When I was securing my router, i noticed I had a port 80 port forwarding to the Ubuntu server from a Minecraft server I ran on it 3 years ago to service the world mapping extension app. I had forgotten that port-forward existed.

In the back of my head I seem to think that LANcache/SteamCache warn against unguarded port 80 exposed to the internet … I will search it’s docs and confirm.

I have found the answer in a 3yr old ARStechnica article ~~

A strong word of warning

Do not—repeat not —do any of this on a computer with ports 80 or 53 accessible to the Internet. If you’re insane or crazy and you keep your gaming PC set as your router’s DMZ host, for the love of God, don’t run these Docker images on your gaming PC. And also get your gaming PC out of the DMZ and configure port forwarding properly, because the only reason to leave a gaming PC as the DMZ host is laziness—find and fix the underlying issue!

The reasons for making damn sure this setup is properly firewalled and LAN-only are legion. But the short version is that you’re going to be installing services that could be heavily abused by malicious strangers if those services were reachable from the Internet.

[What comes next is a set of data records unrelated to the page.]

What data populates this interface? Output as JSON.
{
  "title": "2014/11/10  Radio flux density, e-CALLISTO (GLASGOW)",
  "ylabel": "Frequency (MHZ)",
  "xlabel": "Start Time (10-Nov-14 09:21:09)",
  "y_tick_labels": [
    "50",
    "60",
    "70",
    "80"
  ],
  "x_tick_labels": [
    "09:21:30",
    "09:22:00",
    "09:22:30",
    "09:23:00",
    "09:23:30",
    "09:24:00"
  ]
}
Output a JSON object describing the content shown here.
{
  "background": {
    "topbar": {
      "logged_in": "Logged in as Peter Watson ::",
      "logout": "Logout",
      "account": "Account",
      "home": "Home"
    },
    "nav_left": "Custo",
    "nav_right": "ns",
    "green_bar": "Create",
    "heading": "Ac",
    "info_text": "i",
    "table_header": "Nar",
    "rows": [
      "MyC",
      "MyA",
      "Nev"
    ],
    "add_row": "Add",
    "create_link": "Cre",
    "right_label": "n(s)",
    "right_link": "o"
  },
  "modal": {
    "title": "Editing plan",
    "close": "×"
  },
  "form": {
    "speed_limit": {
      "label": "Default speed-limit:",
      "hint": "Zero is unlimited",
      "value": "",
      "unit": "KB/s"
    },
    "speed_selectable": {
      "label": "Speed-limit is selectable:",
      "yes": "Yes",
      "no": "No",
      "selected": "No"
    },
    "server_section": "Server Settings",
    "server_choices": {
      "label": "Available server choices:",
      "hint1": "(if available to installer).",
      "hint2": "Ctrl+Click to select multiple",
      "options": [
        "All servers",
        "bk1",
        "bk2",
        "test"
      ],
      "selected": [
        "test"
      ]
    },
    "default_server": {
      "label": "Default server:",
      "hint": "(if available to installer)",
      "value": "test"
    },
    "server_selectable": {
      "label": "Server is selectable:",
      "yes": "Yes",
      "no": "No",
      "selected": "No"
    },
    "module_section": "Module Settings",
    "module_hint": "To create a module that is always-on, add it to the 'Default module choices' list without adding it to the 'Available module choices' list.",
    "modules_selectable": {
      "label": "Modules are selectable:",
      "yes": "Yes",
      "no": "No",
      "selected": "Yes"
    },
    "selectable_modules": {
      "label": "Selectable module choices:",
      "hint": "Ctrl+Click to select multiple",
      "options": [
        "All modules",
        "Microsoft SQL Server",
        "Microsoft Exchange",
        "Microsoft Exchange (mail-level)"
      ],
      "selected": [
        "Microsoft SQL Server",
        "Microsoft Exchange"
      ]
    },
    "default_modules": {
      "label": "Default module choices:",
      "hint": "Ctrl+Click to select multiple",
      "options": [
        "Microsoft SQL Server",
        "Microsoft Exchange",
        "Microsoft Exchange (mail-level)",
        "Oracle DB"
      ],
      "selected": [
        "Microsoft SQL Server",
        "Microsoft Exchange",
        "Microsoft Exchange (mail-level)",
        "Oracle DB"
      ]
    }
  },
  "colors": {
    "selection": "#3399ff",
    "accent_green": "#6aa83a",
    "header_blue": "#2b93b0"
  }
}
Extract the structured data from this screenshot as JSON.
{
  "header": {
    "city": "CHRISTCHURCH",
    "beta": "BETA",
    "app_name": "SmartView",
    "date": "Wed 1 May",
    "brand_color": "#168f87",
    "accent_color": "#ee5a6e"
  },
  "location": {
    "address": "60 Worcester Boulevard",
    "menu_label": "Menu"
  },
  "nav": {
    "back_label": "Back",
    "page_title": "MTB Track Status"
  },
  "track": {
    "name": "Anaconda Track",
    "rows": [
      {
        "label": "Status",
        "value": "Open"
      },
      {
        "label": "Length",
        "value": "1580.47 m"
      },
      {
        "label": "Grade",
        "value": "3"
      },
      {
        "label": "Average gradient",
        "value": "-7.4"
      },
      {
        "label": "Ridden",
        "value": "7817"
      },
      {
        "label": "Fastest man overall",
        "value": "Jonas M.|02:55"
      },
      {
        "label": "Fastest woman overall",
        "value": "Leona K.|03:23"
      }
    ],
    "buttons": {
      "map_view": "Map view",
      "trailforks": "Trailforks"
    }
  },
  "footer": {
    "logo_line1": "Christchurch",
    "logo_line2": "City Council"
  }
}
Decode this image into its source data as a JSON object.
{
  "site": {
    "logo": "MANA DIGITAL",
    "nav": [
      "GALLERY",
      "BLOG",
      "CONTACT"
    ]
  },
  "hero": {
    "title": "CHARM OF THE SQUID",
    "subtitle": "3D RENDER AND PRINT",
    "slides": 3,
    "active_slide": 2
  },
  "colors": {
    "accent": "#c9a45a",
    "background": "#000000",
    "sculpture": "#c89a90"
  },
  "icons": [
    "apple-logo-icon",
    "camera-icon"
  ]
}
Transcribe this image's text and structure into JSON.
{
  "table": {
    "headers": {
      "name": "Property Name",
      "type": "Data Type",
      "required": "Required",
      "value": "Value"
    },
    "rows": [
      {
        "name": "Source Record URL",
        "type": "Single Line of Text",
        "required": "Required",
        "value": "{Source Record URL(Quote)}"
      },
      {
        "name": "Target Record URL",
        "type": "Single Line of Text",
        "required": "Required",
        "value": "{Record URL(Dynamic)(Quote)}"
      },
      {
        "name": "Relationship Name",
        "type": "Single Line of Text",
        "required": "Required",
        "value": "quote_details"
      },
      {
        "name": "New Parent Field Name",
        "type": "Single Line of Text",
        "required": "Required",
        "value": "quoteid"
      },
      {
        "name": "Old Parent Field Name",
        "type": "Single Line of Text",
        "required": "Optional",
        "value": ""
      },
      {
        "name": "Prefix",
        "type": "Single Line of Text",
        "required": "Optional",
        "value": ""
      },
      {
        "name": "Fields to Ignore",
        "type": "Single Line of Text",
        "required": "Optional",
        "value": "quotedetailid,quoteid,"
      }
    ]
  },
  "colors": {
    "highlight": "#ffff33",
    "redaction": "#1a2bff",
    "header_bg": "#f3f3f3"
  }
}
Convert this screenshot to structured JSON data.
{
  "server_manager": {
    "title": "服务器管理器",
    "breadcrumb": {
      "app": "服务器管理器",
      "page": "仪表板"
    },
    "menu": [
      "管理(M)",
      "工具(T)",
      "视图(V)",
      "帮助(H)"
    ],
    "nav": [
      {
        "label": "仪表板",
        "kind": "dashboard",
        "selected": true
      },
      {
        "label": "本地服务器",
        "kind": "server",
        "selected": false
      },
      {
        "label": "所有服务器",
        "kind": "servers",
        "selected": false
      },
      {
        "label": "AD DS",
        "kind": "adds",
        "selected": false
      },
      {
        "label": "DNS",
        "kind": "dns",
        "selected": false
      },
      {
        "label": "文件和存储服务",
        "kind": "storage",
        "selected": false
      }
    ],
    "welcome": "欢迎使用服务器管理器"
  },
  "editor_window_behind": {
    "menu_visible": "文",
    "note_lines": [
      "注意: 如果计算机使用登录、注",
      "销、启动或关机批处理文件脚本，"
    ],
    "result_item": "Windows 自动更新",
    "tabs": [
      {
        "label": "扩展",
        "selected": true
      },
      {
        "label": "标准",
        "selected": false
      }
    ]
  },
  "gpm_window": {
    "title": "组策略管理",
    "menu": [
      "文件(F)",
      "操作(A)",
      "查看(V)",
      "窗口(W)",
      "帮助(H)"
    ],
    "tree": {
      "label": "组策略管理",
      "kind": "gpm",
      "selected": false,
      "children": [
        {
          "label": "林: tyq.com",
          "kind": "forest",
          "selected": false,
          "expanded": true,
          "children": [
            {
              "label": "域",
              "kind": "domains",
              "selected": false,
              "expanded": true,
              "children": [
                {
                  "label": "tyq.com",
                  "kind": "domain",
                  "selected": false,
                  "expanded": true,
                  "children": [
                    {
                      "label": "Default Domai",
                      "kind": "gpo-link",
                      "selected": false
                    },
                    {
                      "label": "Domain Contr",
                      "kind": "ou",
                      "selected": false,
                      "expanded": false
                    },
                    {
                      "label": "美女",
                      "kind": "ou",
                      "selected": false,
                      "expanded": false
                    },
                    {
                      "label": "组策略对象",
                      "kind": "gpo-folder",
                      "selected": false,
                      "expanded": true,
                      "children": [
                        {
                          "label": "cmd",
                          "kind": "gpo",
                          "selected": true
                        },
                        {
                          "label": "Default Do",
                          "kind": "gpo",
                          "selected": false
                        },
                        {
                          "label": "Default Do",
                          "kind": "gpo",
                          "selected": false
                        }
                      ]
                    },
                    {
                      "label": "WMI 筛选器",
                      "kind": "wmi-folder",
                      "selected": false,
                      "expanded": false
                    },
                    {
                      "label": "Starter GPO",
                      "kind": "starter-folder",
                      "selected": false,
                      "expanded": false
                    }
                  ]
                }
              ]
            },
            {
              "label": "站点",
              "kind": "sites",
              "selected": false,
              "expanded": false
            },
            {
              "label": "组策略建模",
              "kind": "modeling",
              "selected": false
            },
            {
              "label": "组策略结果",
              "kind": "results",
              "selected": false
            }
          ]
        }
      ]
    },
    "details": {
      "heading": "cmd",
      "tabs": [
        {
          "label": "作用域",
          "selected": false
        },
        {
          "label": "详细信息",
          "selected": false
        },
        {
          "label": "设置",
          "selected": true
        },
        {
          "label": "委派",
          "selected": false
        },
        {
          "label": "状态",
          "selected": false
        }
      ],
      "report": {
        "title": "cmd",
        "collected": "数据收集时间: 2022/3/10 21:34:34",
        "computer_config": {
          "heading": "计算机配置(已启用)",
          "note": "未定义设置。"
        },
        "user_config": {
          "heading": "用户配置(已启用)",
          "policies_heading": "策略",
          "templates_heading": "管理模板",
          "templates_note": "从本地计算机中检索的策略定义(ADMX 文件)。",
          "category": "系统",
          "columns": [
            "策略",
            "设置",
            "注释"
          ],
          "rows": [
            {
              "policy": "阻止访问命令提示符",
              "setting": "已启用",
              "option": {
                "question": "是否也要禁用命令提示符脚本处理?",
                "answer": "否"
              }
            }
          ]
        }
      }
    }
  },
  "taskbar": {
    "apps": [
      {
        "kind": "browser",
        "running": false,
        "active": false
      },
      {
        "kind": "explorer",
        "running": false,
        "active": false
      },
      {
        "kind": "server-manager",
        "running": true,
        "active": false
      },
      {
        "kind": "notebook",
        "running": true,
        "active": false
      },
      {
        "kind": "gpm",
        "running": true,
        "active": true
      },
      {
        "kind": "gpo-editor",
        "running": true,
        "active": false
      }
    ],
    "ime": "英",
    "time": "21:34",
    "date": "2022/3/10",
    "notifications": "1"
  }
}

By having a delinquent, forgotten 3 to 6 year old port 80 forwarded on my router, I set myself up to be pwned.

5 Likes

Well, better late then never, I s’pose. That’s one mistake you’ll never make again for sure :wink:

Good thing you got it sorted, looks like your server was compromised after all. Like I said, start afresh, to make sure everything malicious is gone.

1 Like

Not this week, anyway.

2 Likes

If you expose 22/TCP into a public network with a guessable password it is a matter of time before this happens.

2 Likes

and if you really need to expose ssh to the internet it should always be using public key authentication with password logins disabled.

3 Likes

Hello! thank you for your reply but this has entirely to do with accidentally exposing LANcache to the WAN via a 3 to 6 year old forgotten open port 80 on the firewall appliance, not anything about SSH.